Department of Maternal, Child & Adolescent Health, School of Public Health, Anhui Medical University, 81 Meishan Road, Hefei, China.
MOE Key Laboratory of Population Health Across Life Cycle, Hefei, China.
Eur Child Adolesc Psychiatry. 2024 Jun;33(6):1771-1781. doi: 10.1007/s00787-023-02267-9. Epub 2023 Aug 18.

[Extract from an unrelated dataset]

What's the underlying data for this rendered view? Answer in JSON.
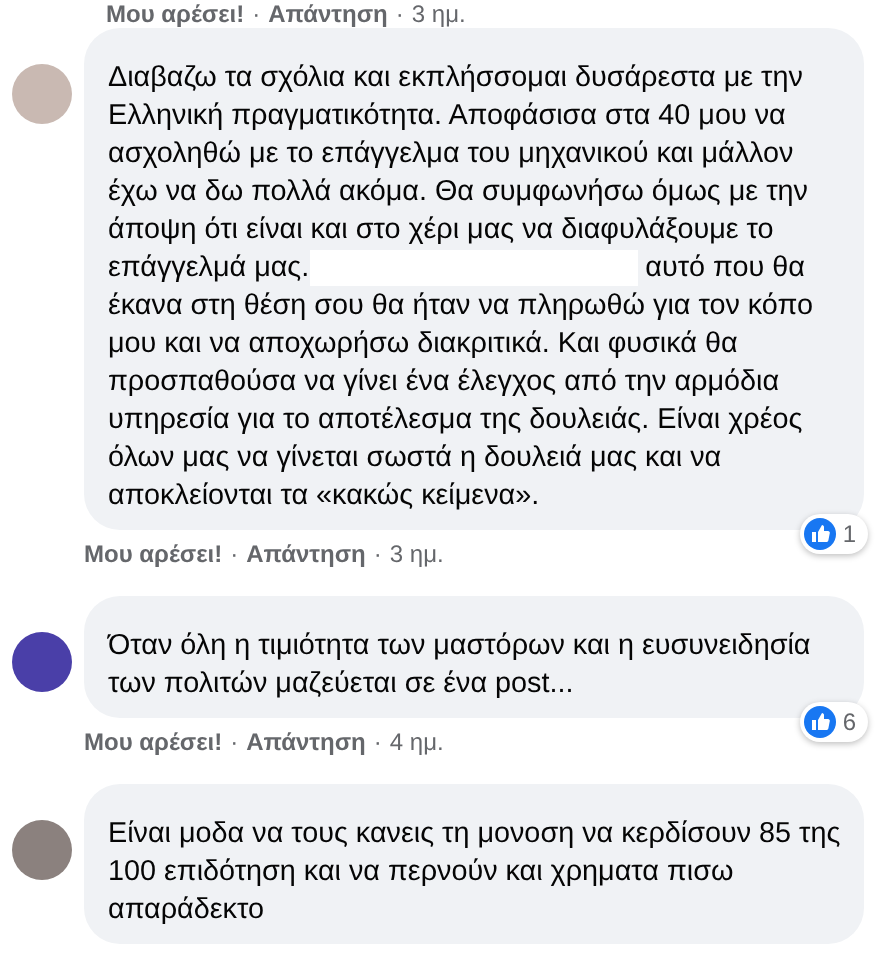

Maternal inflammation has been proposed as a possible pathway connecting prenatal environmental adversity (PEA), which includes maternal overweightness or obesity, diabetes, hypertensive disorders, and mood or anxiety disorders, to child neurodevelopmental delay. However, effective preventive measures have not yet been reported. Herein, we aimed to investigate whether a maternal anti-inflammatory diet reduced the risk of PEA-induced neurodevelopmental delay, by inhibiting inflammation. This prospective study included 7438 mother-child pairs. Maternal overweightness or obesity, diabetes, and hypertensive disorders were diagnosed before 28 week gestation. Maternal depression disorders were identified using the Edinburgh postnatal depression survey (EPDS) during mid-pregnancy. During mid- and late pregnancy, maternal high-sensitivity C-reactive protein (hs-CRP) levels were measured to evaluate systemic inflammation. The inflammatory potential of the diet was evaluated using the food-based empirical dietary inflammatory pattern (EDIP) score during mid-pregnancy. Pregnant women were classified into high- or low-score groups based on the median EDIP score. The outcomes of neurodevelopmental delay at 6-36 month postpartum were extracted from the Register of Child Healthcare. Among the 7438 mother-child pairs, 2937 (39.5%) were exposed to PEA, and neurodevelopmental delay occurred in 540 (7.3%). Children exposed to PEA had a higher risk of neurodevelopmental delay than those not exposed. PEA exposure was associated with increased hs-CRP during pregnancy in a PEA monotonic manner, an interquartile range increase in hs-CRP in mid- and late pregnancy was associated with an increased risk of child neurodevelopmental delay. Higher maternal persistent inflammation partially mediated the effect of PEA exposure on child neurodevelopmental delay by 17.19%. An increased risk of PEA-related neurodevelopmental delay was observed only in the children of mothers with high-EDIP rather than low-EDIP. These results suggest that increased systemic inflammation through mid- and late pregnancy mediates the association between PEA and child neurodevelopmental delay. A maternal anti-inflammatory diet may improve PEA-induced neurodevelopmental delay, by inhibiting inflammation.
母体炎症被认为是将产前环境逆境(PEA)连接起来的一种可能途径,PEA 包括母体超重或肥胖、糖尿病、高血压疾病以及情绪或焦虑障碍,与儿童神经发育迟缓有关。然而,目前尚未报道有效的预防措施。在此,我们旨在通过抑制炎症,研究母体抗炎饮食是否可以降低 PEA 引起的神经发育迟缓的风险。本前瞻性研究纳入了 7438 对母婴。在 28 孕周前诊断母体超重或肥胖、糖尿病和高血压疾病。在妊娠中期使用爱丁堡产后抑郁量表(EPDS)确定母体抑郁障碍。在妊娠中期和晚期,测量母体高敏 C 反应蛋白(hs-CRP)水平以评估全身炎症。在妊娠中期使用基于食物的经验性饮食炎症模式(EDIP)评分评估饮食的炎症潜能。根据 EDIP 评分中位数将孕妇分为高分组或低分组。从儿童保健登记处提取产后 6-36 个月神经发育迟缓的结局。在 7438 对母婴中,有 2937(39.5%)暴露于 PEA,540(7.3%)发生神经发育迟缓。与未暴露的儿童相比,暴露于 PEA 的儿童发生神经发育迟缓的风险更高。PEA 暴露与妊娠期间 hs-CRP 的增加呈 PEA 单调趋势相关,妊娠中期和晚期 hs-CRP 的一个四分位距增加与儿童神经发育迟缓的风险增加相关。母体持续性炎症的增加部分通过 17.19%介导了 PEA 暴露对儿童神经发育迟缓的影响。仅在母亲 EDIP 高而非低的儿童中观察到与 PEA 相关的神经发育迟缓风险增加。这些结果表明,通过妊娠中期和晚期,全身性炎症增加介导了 PEA 与儿童神经发育迟缓之间的关联。母体抗炎饮食可能通过抑制炎症来改善 PEA 引起的神经发育迟缓。